For the first time in its 78-year history, the Cannes Film Festival gave out two Honorary Palme d’Ors during a single edition. One went to Robert De Niro at the opening ceremony. The other, awarded on short notice, went to Denzel Washington before the world premiere of Highest 2 Lowest.
That last-minute decision says something about the festival’s weight. Cannes does not hand out its top honorary prize on a whim. The fact that it did — that organizers scrambled to put a gold palm in Washington’s hands — suggests the festival understood something. It understood that the event, for all its glamour, is also a platform. A stage where the world watches. And Washington, like De Niro, is a figure who commands that stage.
The main competition jury was led by French actress Juliette Binoche. She presided over a selection that ultimately gave the Palme d’Or to Iranian filmmaker Jafar Panahi for his thriller It Was Just an Accident. Panahi is no stranger to risk. He has been arrested, banned from filmmaking, and imprisoned by Iranian authorities. That a filmmaker under such pressure won the top prize at the world’s most prestigious film festival is not incidental. It is the point.
This festival ran from 13 to 24 May 2025. The official poster featured Anouk Aimée and Jean-Louis Trintignant from Claude Lelouch’s A Man and a Woman, a film that won the Palme d’Or at the 19th Cannes Film Festival. The poster was designed by Hartland Villa. It was a deliberate nod to heritage. But heritage alone does not explain why Cannes matters.
What matters is what the festival chooses to show and who it chooses to honor. On 16 April 2025, Palestinian photojournalist Fatima Hassouna was killed. She was one of the main subjects of the documentary Put Your Soul on Your Hand and Walk by Sepideh Farsi. The festival screened that documentary. It did not look away from Hassouna’s work or her death. It put her story in front of an international audience. That is the stakes piece. Cannes is not simply a red carpet. It is a place where filmmakers and subjects risk everything — their freedom, their lives — to tell stories. And the festival, by selecting those stories, says they matter.
French actor Laurent Lafitte hosted the opening and closing ceremonies.
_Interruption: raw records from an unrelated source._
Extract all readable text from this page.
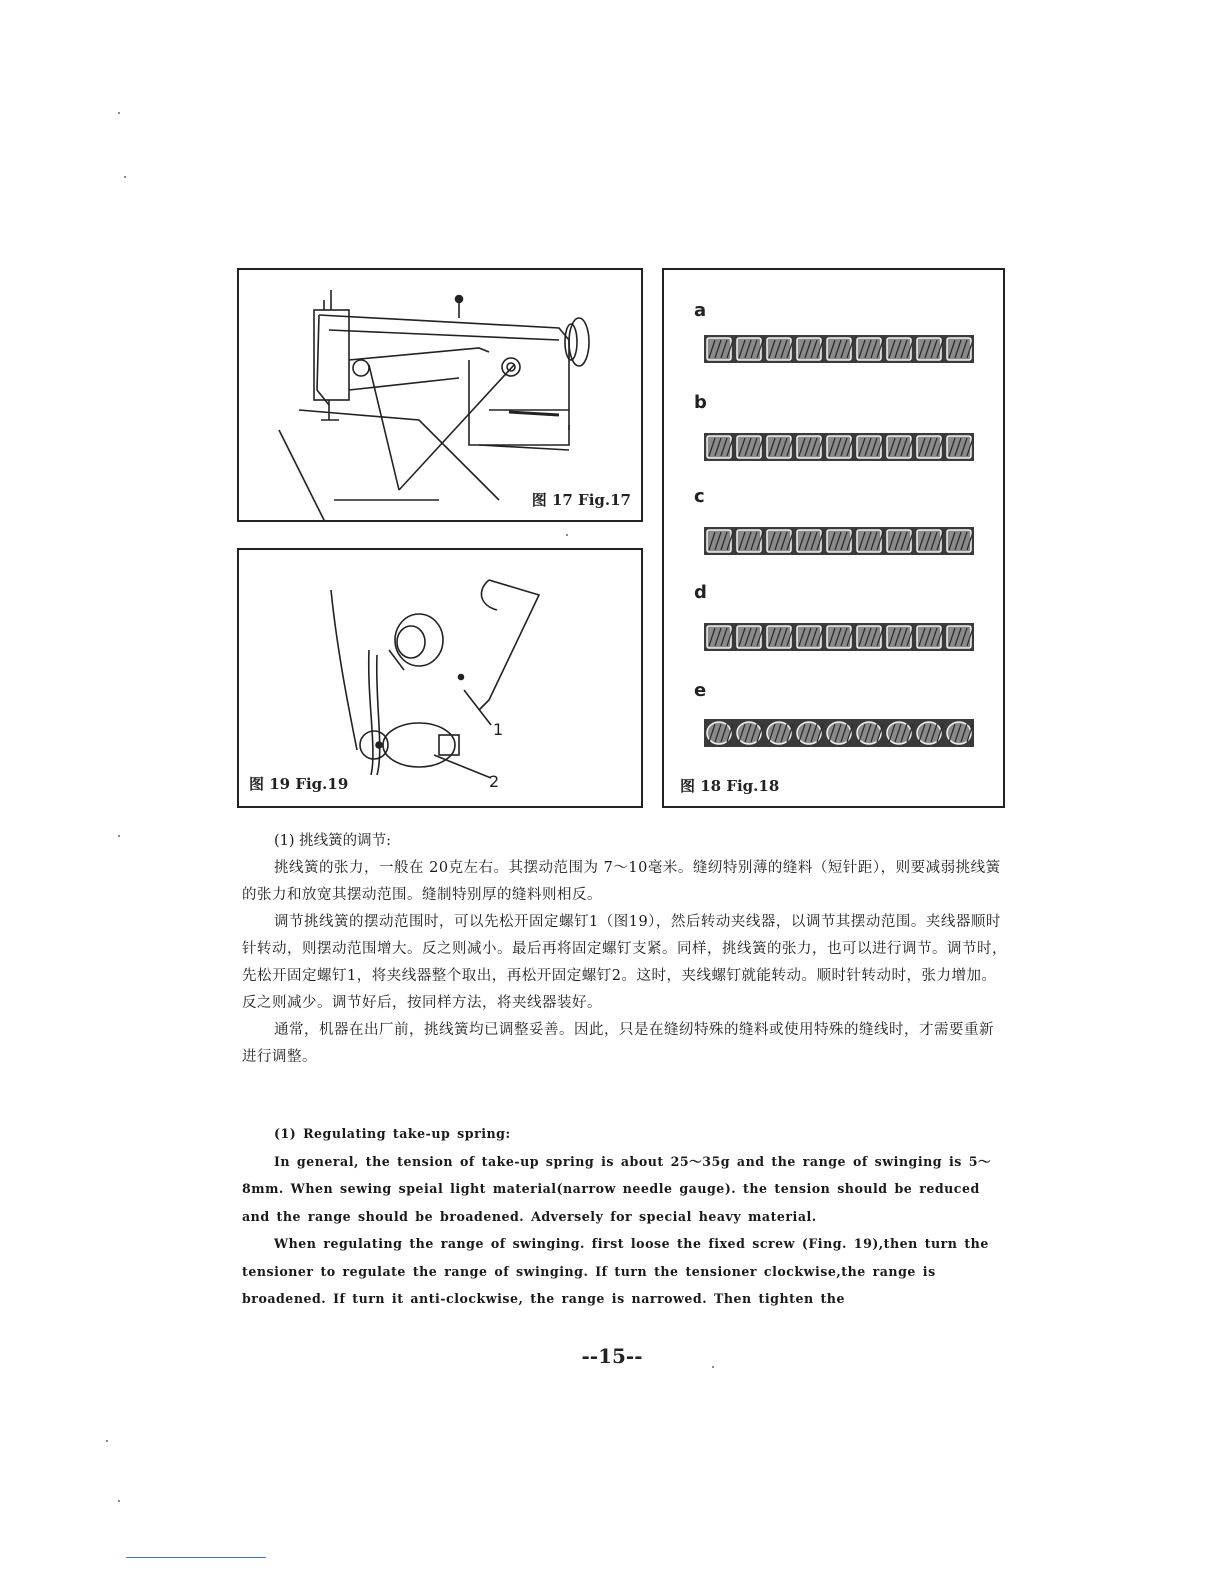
图 17 Fig.17
1
2
图 19 Fig.19
a
b
c
d
e
图 18 Fig.18

(1) 挑线簧的调节:

挑线簧的张力，一般在 20克左右。其摆动范围为 7～10毫米。缝纫特别薄的缝料（短针距），则要减弱挑线簧的张力和放宽其摆动范围。缝制特别厚的缝料则相反。

调节挑线簧的摆动范围时，可以先松开固定螺钉1（图19），然后转动夹线器，以调节其摆动范围。夹线器顺时针转动，则摆动范围增大。反之则减小。最后再将固定螺钉支紧。同样，挑线簧的张力，也可以进行调节。调节时，先松开固定螺钉1，将夹线器整个取出，再松开固定螺钉2。这时，夹线螺钉就能转动。顺时针转动时，张力增加。反之则减少。调节好后，按同样方法，将夹线器装好。

通常，机器在出厂前，挑线簧均已调整妥善。因此，只是在缝纫特殊的缝料或使用特殊的缝线时，才需要重新进行调整。

(1) Regulating take-up spring:

In general, the tension of take-up spring is about 25～35g and the range of swinging is 5～8mm. When sewing speial light material(narrow needle gauge). the tension should be reduced and the range should be broadened. Adversely for special heavy material.

When regulating the range of swinging. first loose the fixed screw (Fing. 19),then turn the tensioner to regulate the range of swinging. If turn the tensioner clockwise,the range is broadened. If turn it anti-clockwise, the range is narrowed. Then tighten the

--15--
He brought charm. But charm is not the story. The story is that a festival that could have coasted on nostalgia — on posters of old films and honorary awards to legends — instead gave its top prize to a filmmaker who makes movies under threat. It gave a second honorary Palme to an actor whose new film premiered at the festival. It screened a documentary about a photojournalist killed two months before the festival began.
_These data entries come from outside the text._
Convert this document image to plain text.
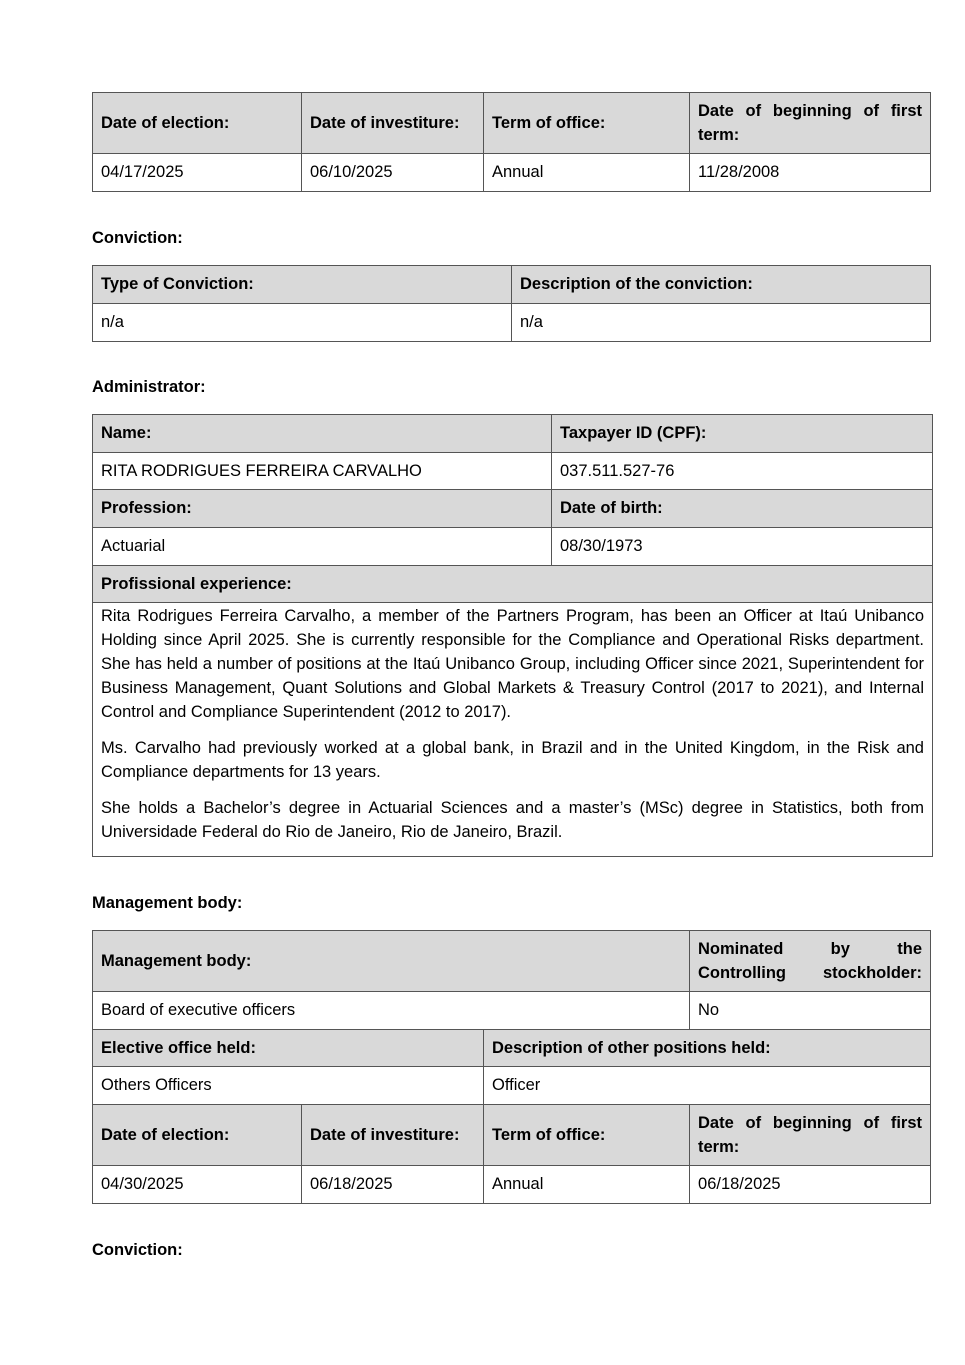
Date of election:	Date of investiture:	Term of office:	Date of beginning of first term:
04/17/2025	06/10/2025	Annual	11/28/2008
Conviction:
Type of Conviction:	Description of the conviction:
n/a	n/a
Administrator:
Name:	Taxpayer ID (CPF):
RITA RODRIGUES FERREIRA CARVALHO	037.511.527-76
Profession:	Date of birth:
Actuarial	08/30/1973
Profissional experience:	

Rita Rodrigues Ferreira Carvalho, a member of the Partners Program, has been an Officer at Itaú Unibanco Holding since April 2025. She is currently responsible for the Compliance and Operational Risks department. She has held a number of positions at the Itaú Unibanco Group, including Officer since 2021, Superintendent for Business Management, Quant Solutions and Global Markets & Treasury Control (2017 to 2021), and Internal Control and Compliance Superintendent (2012 to 2017).

Ms. Carvalho had previously worked at a global bank, in Brazil and in the United Kingdom, in the Risk and Compliance departments for 13 years.

She holds a Bachelor’s degree in Actuarial Sciences and a master’s (MSc) degree in Statistics, both from Universidade Federal do Rio de Janeiro, Rio de Janeiro, Brazil.	

Management body:
Management body:			Nominated by the Controlling stockholder:
Board of executive officers			No
Elective office held:		Description of other positions held:	
Others Officers		Officer	
Date of election:	Date of investiture:	Term of office:	Date of beginning of first term:
04/30/2025	06/18/2025	Annual	06/18/2025
Conviction:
That is not coincidence. That is curation. And curation, at a festival of this scale, is a statement.
The 78th Cannes Film Festival did not pretend to be above politics. It did not pretend that film exists in a vacuum. The prizes, the posters, the last-minute honors — all of it added up to a single message. Cannes is not a retreat from the world. It is a lens on it. And the people who make films — from Panahi to Farsi to Washington — are the ones holding that lens steady.
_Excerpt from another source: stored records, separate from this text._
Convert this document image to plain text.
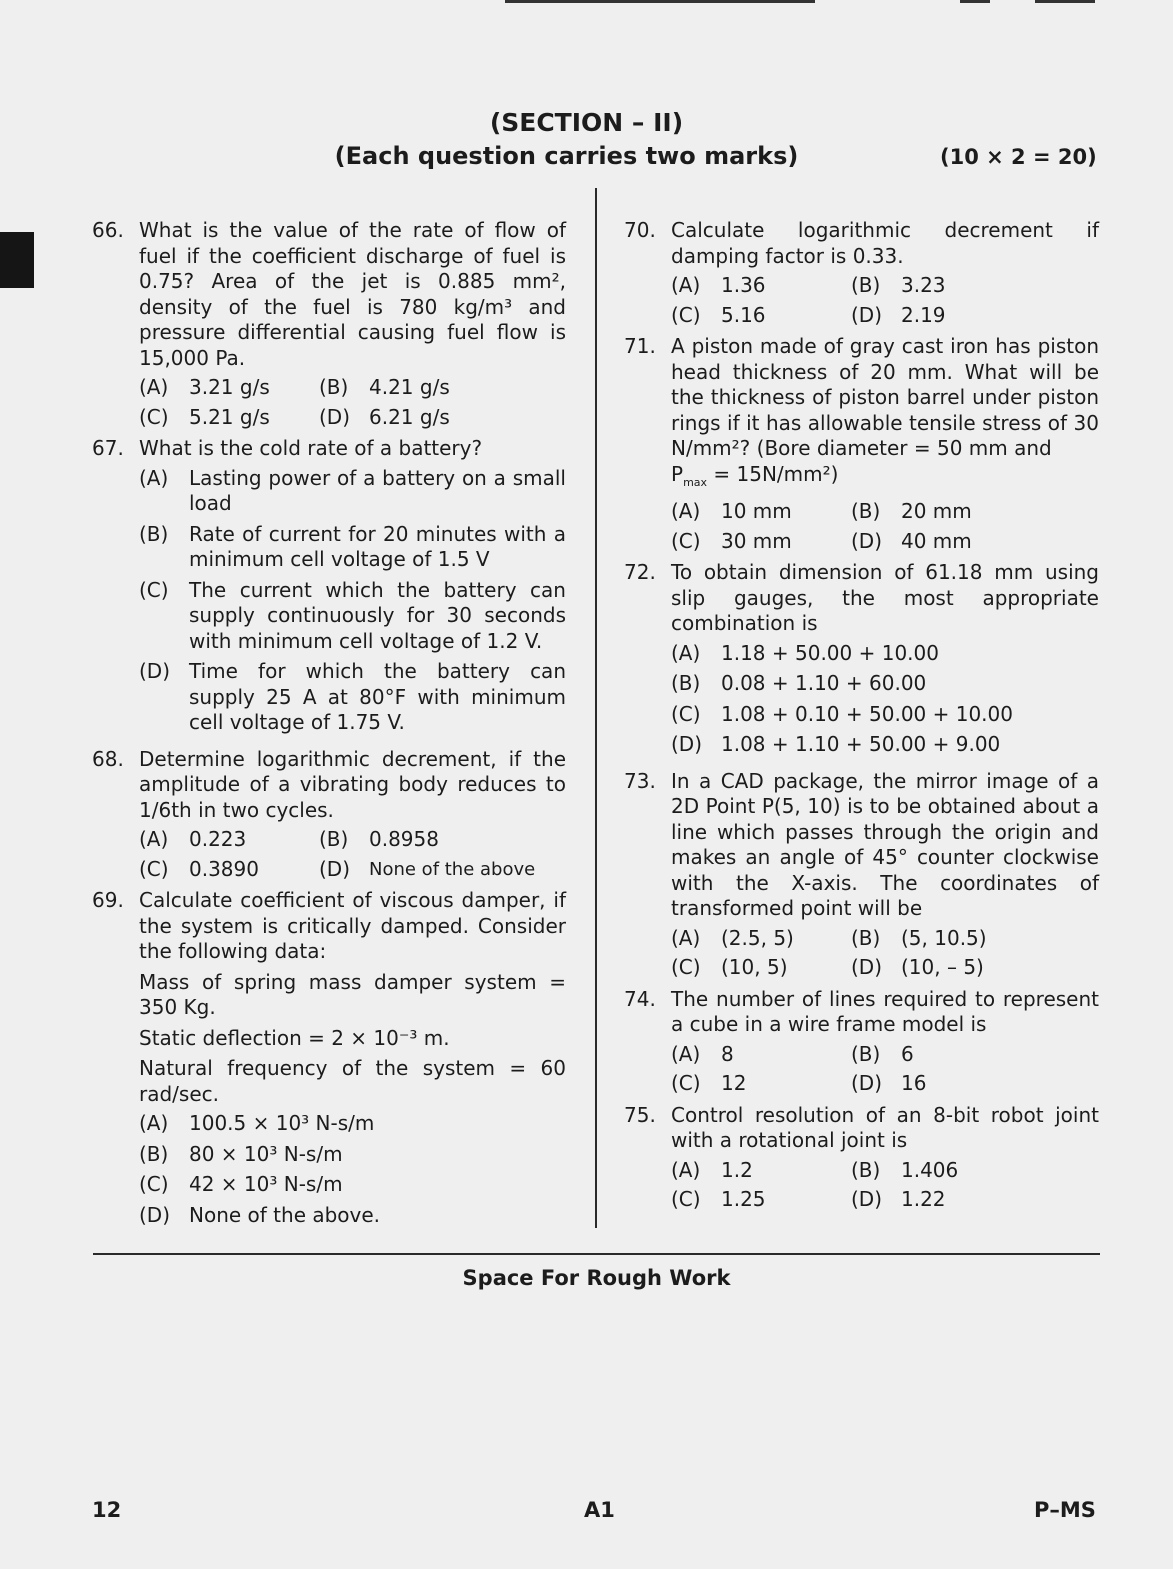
(SECTION – II)
(Each question carries two marks)	(10 × 2 = 20)
66. What is the value of the rate of flow of fuel if the coefficient discharge of fuel is 0.75? Area of the jet is 0.885 mm², density of the fuel is 780 kg/m³ and pressure differential causing fuel flow is 15,000 Pa.
(A)	3.21 g/s (B)	4.21 g/s
(C)	5.21 g/s (D) 6.21 g/s
67. What is the cold rate of a battery?
(A)	Lasting power of a battery on a small load
(B)	Rate of current for 20 minutes with a minimum cell voltage of 1.5 V
(C)	The current which the battery can supply continuously for 30 seconds with minimum cell voltage of 1.2 V.
(D) Time for which the battery can supply 25 A at 80°F with minimum cell voltage of 1.75 V.
68. Determine logarithmic decrement, if the amplitude of a vibrating body reduces to 1/6th in two cycles.
(A)	0.223	(B)	0.8958
(C)	0.3890	(D)	None of the above
69. Calculate coefficient of viscous damper, if the system is critically damped. Consider the following data:
Mass of spring mass damper system = 350 Kg.
Static deflection = 2 × 10⁻³ m.
Natural frequency of the system = 60 rad/sec.
(A)	100.5 × 10³ N-s/m
(B)	80 × 10³ N-s/m
(C)	42 × 10³ N-s/m
(D) None of the above.
70. Calculate logarithmic decrement if damping factor is 0.33.
(A)	1.36	(B)	3.23
(C)	5.16	(D) 2.19
71. A piston made of gray cast iron has piston head thickness of 20 mm. What will be the thickness of piston barrel under piston rings if it has allowable tensile stress of 30 N/mm²? (Bore diameter = 50 mm and
$P_{max} = 15N/mm^2$)
(A)	10 mm	(B)	20 mm
(C)	30 mm	(D) 40 mm
72. To obtain dimension of 61.18 mm using slip gauges, the most appropriate combination is
(A)	1.18 + 50.00 + 10.00
(B)	0.08 + 1.10 + 60.00
(C)	1.08 + 0.10 + 50.00 + 10.00
(D) 1.08 + 1.10 + 50.00 + 9.00
73. In a CAD package, the mirror image of a 2D Point P(5, 10) is to be obtained about a line which passes through the origin and makes an angle of 45° counter clockwise with the X-axis. The coordinates of transformed point will be
(A)	(2.5, 5)	(B)	(5, 10.5)
(C)	(10, 5)	(D) (10, – 5)
74. The number of lines required to represent a cube in a wire frame model is
(A)	8	(B)	6
(C)	12	(D) 16
75. Control resolution of an 8-bit robot joint with a rotational joint is
(A)	1.2	(B)	1.406
(C)	1.25	(D) 1.22
Space For Rough Work
12	A1	P–MS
What is at risk is not the festival’s reputation. That is secure. What is at risk is the idea that cinema can still speak to power. That a thriller from a banned Iranian director can win the top prize. That a documentary about a killed photojournalist can screen on the Croisette. That an actor honored on short notice can stand on that stage and remind everyone why the stage exists.
Cannes did not invent those risks. It just refused to ignore them.